As the plot thickens we discover more about Planet Beatrice and the girl it was named after, but I also intended Planet Beatrice to be a metaphor for ‘plan B’. Planet Beatrice doesn’t exist (as far as I know) and neither does a plan B for us on Earth, we have to save what we have. 

The sisters in The Salvager’s Quest get to meet animals that became extinct and learn about the hunting and environmental changes that precipitated that. And they meet endangered animals on Earth right now and discover what can be done to stop them from dying out also. It’s a rollicking fantasy adventure with pirates, tundras and rainforests and it’s educational, without kids even realising that it is. Because knowledge is power and I think that’s what kids need in order to feel like they have some control over, and hope for, their fabulous futures.

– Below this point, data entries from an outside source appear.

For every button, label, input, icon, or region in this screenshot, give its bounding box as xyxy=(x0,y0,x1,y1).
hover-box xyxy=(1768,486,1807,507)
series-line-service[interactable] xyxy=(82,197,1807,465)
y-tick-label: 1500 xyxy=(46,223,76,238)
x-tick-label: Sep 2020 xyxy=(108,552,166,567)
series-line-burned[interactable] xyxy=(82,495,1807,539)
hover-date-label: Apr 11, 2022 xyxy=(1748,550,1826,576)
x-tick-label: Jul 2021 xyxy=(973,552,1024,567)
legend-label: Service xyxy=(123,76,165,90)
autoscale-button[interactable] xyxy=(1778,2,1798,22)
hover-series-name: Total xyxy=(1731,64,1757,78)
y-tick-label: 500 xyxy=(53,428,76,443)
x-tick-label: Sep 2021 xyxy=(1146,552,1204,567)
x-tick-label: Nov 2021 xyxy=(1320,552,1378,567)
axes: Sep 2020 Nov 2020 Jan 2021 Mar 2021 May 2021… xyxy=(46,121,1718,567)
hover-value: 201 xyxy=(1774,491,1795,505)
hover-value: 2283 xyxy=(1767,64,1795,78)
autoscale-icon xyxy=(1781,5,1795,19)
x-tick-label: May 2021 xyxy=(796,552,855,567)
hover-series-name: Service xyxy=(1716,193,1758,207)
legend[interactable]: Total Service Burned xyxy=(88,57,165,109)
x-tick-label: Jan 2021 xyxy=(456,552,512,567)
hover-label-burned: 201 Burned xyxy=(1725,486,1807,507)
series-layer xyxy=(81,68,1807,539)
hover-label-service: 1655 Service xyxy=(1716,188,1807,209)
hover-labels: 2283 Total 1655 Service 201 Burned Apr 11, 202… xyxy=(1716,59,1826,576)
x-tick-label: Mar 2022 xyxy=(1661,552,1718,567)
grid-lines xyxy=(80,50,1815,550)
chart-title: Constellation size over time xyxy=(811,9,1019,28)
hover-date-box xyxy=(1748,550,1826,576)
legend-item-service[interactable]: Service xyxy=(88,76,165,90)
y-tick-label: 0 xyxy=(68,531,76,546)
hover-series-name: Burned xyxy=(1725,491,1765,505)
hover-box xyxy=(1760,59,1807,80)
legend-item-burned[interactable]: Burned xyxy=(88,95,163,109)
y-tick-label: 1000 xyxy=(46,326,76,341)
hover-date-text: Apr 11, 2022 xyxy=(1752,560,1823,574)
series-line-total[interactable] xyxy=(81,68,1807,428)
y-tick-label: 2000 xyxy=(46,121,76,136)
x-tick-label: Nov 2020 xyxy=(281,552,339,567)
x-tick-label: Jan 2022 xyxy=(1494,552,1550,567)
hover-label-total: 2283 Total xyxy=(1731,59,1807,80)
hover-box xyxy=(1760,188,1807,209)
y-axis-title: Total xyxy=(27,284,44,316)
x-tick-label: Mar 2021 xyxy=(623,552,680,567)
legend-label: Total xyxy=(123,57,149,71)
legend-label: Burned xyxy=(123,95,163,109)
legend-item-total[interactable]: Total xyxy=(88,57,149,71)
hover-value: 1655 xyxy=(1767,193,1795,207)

Lucy Hawkins is a writer and artist who lives in Australia's Yarra Valley with her husband and two young daughters. She studied Journalism at the University of the Arts in London and worked at Cosmopolitan Magazine and The London Paper in the UK as well as newspapers and magazines around the world. Her original artwork, prints and homewares are sold in stores across Australia and her first children's book, The Salvager's Quest, is available online and in all good bookstores now.